A Sánchez claramente la jugada de convocar unas nuevas elecciones, le ha salido mal. Esperaba sacar más escaños y de paso quitarse de encima a Ciudadanos y a los comunistas de Podemos. A los primeros los ha laminado pero con Iglesias no ha podido y se ha tenido que tragar su sapo para finalmente fundirse en un abrazo con la izquierda más extrema. Es la izquierda Bolivariana, la que ha asesorado a Venezuela, país ahora al borde del colapso y en la más absoluta pobreza.
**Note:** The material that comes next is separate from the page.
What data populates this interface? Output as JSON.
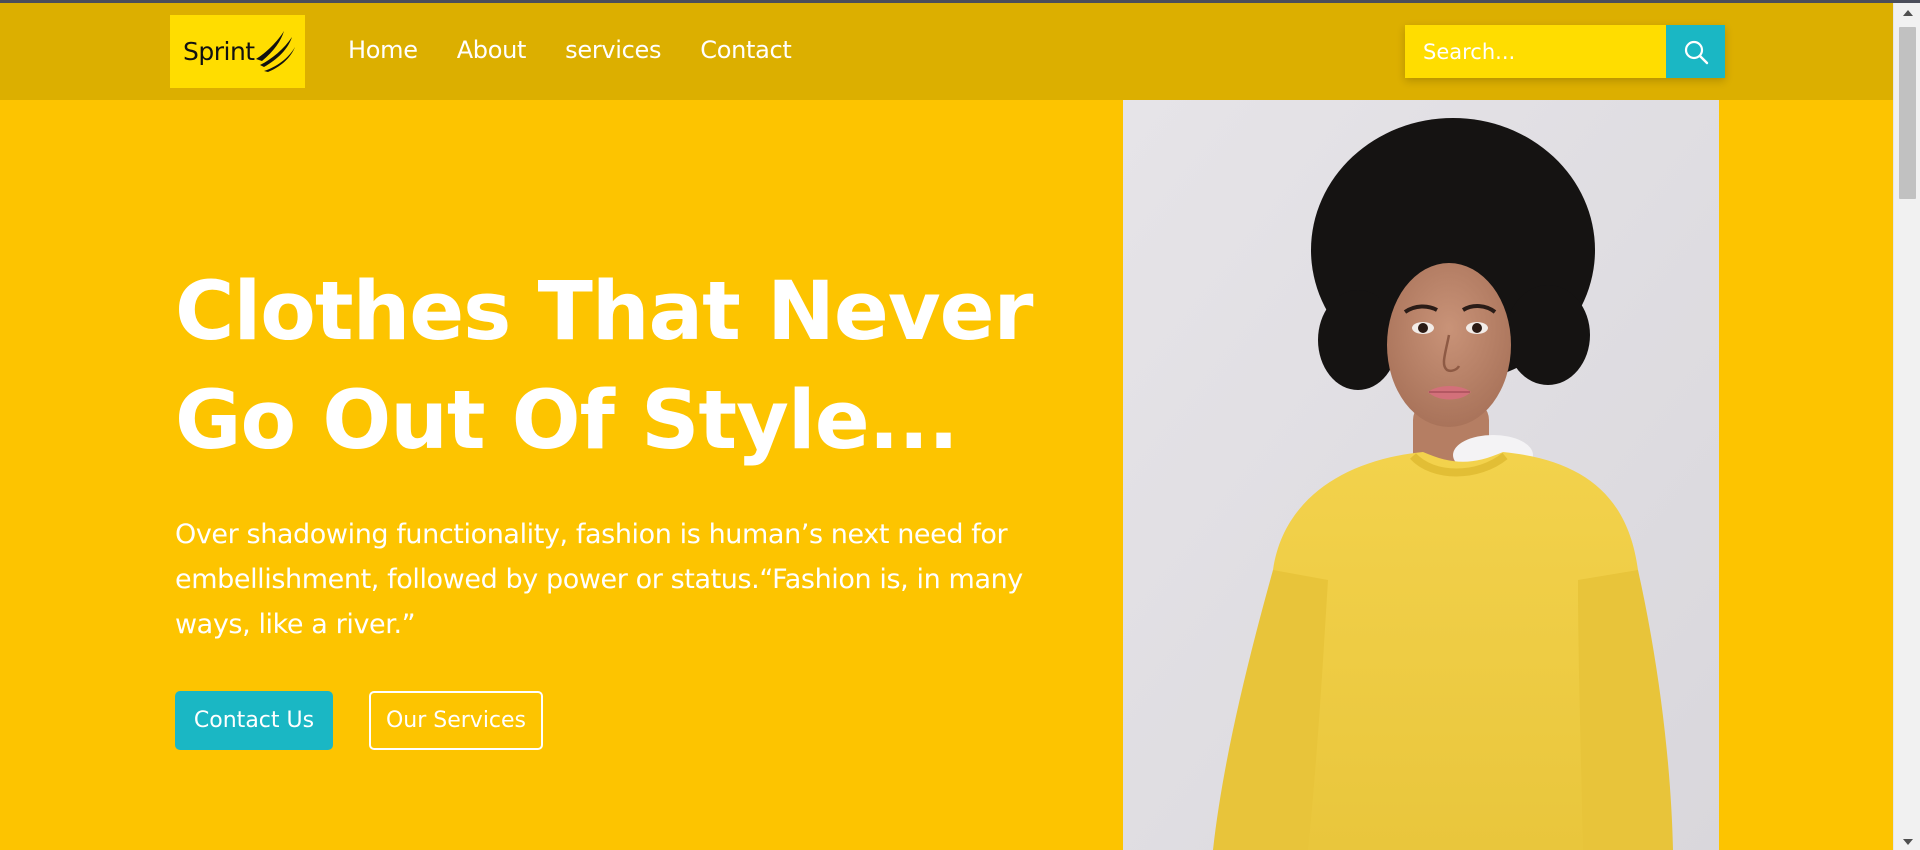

La Venezuela que antaño fuera un próspero lugar ahora está sumida en el caos, los apagones, las cartillas de racionamiento, la violencia y la falta de libertad y derechos. Y los ideólogos que la diseñaron ahora estarán sentados en el Consejo de ministros de España con una vicepresidencia y varias carteras. Paralelamente Sánchez ha decidido también abrazar a quienes alientan la violencia separatista y  menoscaban a la población no nacionalista en Cataluña, también a los herederos de la banda terrorista ETA que con tanta sangre han regado las calles de España. No le importa que los primeros tengan a su líder condenado por golpe de estado y que los segundos tengan la triste herencia de casi 1000 cadáveres. El poder bien vale un poco más de indignidad para este país. Que Dios nos coja confesados.